Novice Filmmaker Just Wants a Fighting Chance to Be a Hit
As movie premieres go, the one here tonight definitely will be low key. It will be in a backyard.
But for writer-producer-director John Trujillo, 27, the first showing of his 45-minute black-and-white martial-arts film for friends and cast members is a watershed.
“It’s the beginning of the dream for me,” he said. “I’ve known I wanted to be a film maker since I was 5 years old.”
Trujillo’s movie, titled “Law of the Fist,” has been two years in the making. Filmed in Hollywood, Studio City, La Habra and Cypress, the production cost a total of $3,500, “and that includes packaging,” he said.
Trujillo has no illusions that “Law of the Fist” will be snapped up by a Hollywood studio. “It’ll go direct to video,” he said. “I’m hoping to find a distributor.”
Martial-arts films have a devoted following, Trujillo said, and that is the audience he hopes to attract. “You know, having a cult film wouldn’t be too bad,” he said with a grin.
“Law of the Fist” is not a brainless, kick-and-scream production, he said. “Actually, my film is very plot driven. It’s about friendship. It’s the quest of one man to save a friend from going bad.”
The main actors are Joey Watson, 25, who now lives in Florida; Bryson Benninger, 26, of Huntington Beach; and Wendy Hunter, 27, of Los Angeles. In the film, Benninger and Watson are martial-arts buddies with differing views on life. Hunter is the love interest.
“I met Bryson Benninger when I was taking karate lessons,” Trujillo said. “I met Joey Watson when we both did stunt work in Hollywood.” Hunter joined the team after reading Trujillo’s advertisement in a trade publication for a female lead.
What did the actors get for their work? “I fed them well,” Trujillo said, and won them over to his view that the film has the potential for commercial success, which would gain them more exposure.
Trujillo, a 1987 graduate of Cypress High School, studied script writing and filmmaking at UCLA Extension and has held a number of Hollywood jobs, including a 1992-93 stint as a stage production assistant on the TV comedy “Mad About You.”
A photo of the cast and crew of that hit show, with Trujillo prominent among them, is one of his many movie-memorabilia items.
Pending his big break, the young filmmaker lives at the Marion Avenue home of his parents, Pam and Ray Trujillo.
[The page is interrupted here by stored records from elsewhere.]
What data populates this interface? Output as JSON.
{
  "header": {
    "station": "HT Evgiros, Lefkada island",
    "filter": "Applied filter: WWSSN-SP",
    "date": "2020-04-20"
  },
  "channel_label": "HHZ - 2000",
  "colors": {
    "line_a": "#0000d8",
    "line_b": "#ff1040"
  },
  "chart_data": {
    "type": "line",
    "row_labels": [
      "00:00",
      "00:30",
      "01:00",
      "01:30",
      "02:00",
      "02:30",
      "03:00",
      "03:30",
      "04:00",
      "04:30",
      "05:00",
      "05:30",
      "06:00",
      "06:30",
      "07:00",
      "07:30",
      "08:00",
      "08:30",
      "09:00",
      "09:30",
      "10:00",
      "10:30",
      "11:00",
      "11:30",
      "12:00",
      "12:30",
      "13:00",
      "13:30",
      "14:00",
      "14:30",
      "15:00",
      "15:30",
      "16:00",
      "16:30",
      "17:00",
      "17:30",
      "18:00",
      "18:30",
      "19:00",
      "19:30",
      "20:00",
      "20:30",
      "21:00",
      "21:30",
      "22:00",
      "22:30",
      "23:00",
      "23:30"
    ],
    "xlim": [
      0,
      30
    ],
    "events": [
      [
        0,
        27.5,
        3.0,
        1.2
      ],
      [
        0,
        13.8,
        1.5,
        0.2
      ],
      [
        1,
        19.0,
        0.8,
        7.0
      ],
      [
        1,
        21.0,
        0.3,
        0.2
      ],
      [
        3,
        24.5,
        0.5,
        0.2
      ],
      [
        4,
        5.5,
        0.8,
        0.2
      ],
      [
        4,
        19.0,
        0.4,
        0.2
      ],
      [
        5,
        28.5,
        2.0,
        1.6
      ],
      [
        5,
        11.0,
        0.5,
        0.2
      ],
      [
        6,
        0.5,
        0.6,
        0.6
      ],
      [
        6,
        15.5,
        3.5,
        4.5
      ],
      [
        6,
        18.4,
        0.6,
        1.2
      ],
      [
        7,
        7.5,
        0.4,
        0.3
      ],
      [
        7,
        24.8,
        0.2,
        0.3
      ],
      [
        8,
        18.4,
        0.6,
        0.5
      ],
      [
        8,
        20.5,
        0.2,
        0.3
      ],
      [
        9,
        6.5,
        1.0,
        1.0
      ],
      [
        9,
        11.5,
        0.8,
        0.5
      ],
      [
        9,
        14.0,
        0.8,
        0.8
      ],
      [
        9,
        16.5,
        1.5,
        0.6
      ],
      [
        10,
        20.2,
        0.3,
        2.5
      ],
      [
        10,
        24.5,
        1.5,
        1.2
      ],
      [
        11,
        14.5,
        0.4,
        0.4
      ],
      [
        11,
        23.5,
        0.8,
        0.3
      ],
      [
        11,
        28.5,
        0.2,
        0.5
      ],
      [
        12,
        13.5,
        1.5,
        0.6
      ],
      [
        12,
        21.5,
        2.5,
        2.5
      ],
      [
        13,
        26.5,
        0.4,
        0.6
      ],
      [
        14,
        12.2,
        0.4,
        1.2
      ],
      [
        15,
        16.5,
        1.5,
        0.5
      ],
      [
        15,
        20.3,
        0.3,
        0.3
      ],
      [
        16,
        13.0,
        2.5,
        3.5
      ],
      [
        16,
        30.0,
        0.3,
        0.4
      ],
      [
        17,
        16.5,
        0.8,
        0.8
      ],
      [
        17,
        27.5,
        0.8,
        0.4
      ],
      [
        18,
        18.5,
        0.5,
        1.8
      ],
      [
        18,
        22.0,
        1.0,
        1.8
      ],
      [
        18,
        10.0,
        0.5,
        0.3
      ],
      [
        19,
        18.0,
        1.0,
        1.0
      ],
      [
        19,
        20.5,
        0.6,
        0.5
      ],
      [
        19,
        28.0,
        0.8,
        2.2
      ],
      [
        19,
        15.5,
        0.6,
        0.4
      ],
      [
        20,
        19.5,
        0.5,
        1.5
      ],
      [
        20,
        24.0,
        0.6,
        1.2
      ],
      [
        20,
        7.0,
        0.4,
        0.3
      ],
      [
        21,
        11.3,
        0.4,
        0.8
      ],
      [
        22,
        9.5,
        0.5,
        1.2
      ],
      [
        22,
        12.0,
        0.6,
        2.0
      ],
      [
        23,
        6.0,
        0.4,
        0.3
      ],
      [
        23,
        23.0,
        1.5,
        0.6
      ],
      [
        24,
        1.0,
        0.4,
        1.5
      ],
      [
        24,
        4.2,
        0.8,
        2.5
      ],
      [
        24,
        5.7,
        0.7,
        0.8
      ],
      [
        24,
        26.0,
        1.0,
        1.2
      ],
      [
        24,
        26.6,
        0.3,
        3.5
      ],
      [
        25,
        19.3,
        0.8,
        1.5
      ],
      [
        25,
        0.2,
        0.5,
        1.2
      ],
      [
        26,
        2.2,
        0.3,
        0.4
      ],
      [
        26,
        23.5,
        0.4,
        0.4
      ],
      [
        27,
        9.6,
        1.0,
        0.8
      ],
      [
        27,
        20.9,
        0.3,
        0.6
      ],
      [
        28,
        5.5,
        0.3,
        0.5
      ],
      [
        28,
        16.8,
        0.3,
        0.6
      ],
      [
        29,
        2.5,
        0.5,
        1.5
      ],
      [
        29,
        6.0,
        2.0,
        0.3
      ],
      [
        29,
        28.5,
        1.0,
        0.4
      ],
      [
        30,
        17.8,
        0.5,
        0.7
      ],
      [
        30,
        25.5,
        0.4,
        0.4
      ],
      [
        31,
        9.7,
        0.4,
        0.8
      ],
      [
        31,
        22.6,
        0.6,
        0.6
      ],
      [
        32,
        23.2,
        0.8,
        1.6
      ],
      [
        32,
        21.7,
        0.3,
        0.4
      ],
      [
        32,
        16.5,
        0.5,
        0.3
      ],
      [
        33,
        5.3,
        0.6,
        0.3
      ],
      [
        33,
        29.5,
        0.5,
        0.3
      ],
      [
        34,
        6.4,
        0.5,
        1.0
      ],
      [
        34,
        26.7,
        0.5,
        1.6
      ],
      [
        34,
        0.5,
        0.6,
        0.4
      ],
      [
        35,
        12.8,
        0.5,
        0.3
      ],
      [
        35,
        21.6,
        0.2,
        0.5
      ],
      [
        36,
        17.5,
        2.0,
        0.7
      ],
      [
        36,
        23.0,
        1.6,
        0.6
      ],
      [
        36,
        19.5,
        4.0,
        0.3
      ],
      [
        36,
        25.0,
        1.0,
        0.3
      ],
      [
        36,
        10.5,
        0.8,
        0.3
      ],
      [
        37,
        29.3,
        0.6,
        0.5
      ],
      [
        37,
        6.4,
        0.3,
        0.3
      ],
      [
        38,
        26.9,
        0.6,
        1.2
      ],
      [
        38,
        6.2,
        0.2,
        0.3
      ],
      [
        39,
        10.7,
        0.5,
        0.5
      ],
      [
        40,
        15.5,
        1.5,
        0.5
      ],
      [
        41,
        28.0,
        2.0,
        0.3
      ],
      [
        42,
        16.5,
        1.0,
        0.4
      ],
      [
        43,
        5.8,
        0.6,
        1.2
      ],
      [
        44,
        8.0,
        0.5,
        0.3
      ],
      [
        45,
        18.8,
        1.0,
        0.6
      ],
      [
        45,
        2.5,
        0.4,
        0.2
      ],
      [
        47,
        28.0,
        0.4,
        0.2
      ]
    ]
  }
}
Tonight’s movie premiere will be on the patio.
Confident that his first film will be well received, John Trujillo he is already writing a sequel. “I didn’t play any role in ‘Law of the Fist,’ but I’ll do some acting in the sequel,” he said.
He’s also formed a company, Trufilm, and has a personalized California license plate with that moniker. “It’s a name I picked when I was still in grade school,” he said. “I always knew what I wanted to do with my life.”